Posted by: 治郎丸敬之 | May 29, 2018 at 03:56 PM

やっとこさん

福永騎手は素晴らしい騎乗でした。

僕も単勝馬券を手にして、福永祐一騎手のダービー制覇を見守りたかったです。

ワグネリアンは皐月賞に比べて、かなり負荷をかけて仕上げられていましたので、気持ちの面では少しテンションは上がっていました。

ただそのおかげで、余裕があって立派に映っていた馬体は絞り込まれて、逆に素軽くなっているように見えました。

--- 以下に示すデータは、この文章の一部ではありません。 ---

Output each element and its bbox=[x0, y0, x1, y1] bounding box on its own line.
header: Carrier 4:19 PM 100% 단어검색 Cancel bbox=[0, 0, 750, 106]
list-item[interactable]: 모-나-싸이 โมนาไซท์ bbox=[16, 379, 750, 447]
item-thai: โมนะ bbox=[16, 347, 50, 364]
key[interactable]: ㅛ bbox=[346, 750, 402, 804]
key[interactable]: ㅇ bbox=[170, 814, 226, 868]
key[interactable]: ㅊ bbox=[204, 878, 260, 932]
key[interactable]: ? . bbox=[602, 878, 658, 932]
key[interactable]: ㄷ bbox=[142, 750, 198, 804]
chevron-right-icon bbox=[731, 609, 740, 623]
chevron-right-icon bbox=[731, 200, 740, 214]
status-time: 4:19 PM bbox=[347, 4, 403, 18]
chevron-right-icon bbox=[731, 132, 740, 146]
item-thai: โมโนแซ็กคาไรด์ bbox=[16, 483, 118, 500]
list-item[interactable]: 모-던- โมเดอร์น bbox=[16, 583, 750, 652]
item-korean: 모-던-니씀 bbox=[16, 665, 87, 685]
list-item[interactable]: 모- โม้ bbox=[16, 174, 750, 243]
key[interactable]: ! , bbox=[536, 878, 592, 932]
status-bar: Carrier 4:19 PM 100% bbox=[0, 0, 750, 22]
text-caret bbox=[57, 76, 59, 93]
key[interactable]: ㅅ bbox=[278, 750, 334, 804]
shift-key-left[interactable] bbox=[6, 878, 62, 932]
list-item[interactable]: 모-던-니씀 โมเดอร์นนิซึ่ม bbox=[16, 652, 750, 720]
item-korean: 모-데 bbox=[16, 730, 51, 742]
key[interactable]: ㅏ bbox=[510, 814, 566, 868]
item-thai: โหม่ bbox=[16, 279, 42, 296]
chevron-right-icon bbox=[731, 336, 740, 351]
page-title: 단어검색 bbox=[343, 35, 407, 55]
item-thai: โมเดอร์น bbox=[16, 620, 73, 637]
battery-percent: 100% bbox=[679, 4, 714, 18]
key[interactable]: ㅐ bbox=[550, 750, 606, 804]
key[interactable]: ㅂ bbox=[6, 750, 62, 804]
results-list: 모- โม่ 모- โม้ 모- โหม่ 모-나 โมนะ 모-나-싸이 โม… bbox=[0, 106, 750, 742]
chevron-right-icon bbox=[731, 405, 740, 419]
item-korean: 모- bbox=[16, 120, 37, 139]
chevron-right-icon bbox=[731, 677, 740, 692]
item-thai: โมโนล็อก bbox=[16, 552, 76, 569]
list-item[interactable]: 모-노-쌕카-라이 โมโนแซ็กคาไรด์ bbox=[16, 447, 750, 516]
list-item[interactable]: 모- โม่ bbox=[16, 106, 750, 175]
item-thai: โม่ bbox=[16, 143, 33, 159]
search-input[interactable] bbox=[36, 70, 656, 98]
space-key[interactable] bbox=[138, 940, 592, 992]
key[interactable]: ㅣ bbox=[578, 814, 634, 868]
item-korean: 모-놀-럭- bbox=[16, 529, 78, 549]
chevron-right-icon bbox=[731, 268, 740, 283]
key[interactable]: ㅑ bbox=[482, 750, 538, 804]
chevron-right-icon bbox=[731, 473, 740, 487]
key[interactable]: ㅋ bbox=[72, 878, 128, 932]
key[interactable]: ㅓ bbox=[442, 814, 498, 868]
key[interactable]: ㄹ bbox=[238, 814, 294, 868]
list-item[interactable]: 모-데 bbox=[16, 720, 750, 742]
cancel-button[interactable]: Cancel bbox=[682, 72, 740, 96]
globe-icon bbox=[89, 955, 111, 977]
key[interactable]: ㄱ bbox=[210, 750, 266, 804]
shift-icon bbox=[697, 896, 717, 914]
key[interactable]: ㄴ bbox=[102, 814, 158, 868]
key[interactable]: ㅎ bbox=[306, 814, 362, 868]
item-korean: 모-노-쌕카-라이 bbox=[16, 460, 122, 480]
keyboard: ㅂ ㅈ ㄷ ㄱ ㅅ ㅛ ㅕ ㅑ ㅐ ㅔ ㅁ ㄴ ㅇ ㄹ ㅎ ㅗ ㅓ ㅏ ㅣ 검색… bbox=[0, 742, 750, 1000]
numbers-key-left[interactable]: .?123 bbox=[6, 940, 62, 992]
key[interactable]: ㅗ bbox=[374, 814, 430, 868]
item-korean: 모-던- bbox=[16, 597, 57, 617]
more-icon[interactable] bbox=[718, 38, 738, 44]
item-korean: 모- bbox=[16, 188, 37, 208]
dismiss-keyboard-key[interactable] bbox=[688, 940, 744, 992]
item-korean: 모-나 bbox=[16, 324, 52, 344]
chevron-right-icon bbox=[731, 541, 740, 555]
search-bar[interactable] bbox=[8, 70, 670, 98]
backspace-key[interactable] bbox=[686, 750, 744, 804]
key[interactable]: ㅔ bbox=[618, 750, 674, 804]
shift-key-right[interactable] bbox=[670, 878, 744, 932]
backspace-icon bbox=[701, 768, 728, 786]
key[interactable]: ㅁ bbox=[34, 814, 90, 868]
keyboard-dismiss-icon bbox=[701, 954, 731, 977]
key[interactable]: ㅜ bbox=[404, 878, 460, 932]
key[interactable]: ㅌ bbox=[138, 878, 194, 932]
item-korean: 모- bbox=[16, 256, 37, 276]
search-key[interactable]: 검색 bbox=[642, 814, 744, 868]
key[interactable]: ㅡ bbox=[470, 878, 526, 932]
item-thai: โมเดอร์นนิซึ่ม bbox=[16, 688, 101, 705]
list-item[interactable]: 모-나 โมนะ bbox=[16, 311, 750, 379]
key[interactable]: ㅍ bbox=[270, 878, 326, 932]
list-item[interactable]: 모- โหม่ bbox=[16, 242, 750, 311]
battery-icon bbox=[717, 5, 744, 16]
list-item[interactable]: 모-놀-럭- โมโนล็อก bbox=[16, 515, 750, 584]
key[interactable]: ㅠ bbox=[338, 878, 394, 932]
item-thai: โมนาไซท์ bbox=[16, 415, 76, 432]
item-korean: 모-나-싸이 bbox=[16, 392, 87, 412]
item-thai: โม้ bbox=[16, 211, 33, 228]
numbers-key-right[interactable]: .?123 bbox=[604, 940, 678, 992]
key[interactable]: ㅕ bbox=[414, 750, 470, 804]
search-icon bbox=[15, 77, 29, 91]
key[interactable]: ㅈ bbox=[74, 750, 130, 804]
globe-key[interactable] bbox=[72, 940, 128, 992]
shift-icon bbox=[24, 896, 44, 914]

たとえばギャロップの誌上パドック等を見比べてもらうと、今回の立ち写真は重厚さと硬さが取れています。

僕はワグネリアンの馬体はあまり評価していませんでしたが、今回はこれまでで一番良いなと思いました。

友道厩舎はダービーに向けて渾身の仕上げを施してくるんですね。

Posted by: 治郎丸敬之 | May 29, 2018 at 04:00 PM

治郎丸さん
おはようございます。
本命はキタノコマンドールだったので完敗でしたが良いレースでした。
ダービーは内枠有利という概念にとらわれ8枠は来ても3着と予想してました。
8枠「でも」勝てたのでく8枠「だから」勝てたのでしょうね。
最初から3着を狙っていたら 3着にしかなれないんです。

「挫折はチャンスだ。そう思える人間には。」

時々思うのですが 対極に当たるもの同士は 実はもの凄く似てるのではないかと思います。
内と外 まったく逆ですが 見方をかえれば有利が逆転するように思う時があります。
それは そういう状況が自然にやってくるのではなく 自らが作るものではないかと。
見る人が変われば 長所は短所であり、短所は長所なんです。
今年のダービーポスターに

18頭の頂点じゃない。6955頭の頂点なんだ。

と書かれていましたが そうですよね。
毎年ダービーがくると思い出すのが

「日本ダービーで18着だった馬は 一番弱かったのでなく、
その世代で18番目に強かったと思え。」

こういう考え方を私もしてみたいと思います。

Posted by: 通りすがりの皇帝ペンギン | May 31, 2018 at 10:26 AM

通りすがりの皇帝ペンギンさん

素晴らしいコメントありがとうございます。

まさに不利と言われて(実際にも不利な)外枠だからこそ勝てた、逆転の勝利だったと思います。

対極にあるもの同士は実は似ているのでしょうね。

6955頭の頂点ですから、ワグネリアンは凄い馬ですし、導いた福永騎手は見事でした。

物事をどう考えるかで、世の中の見えかたが180度変わってくることを教えてくれた今年のダービーでした。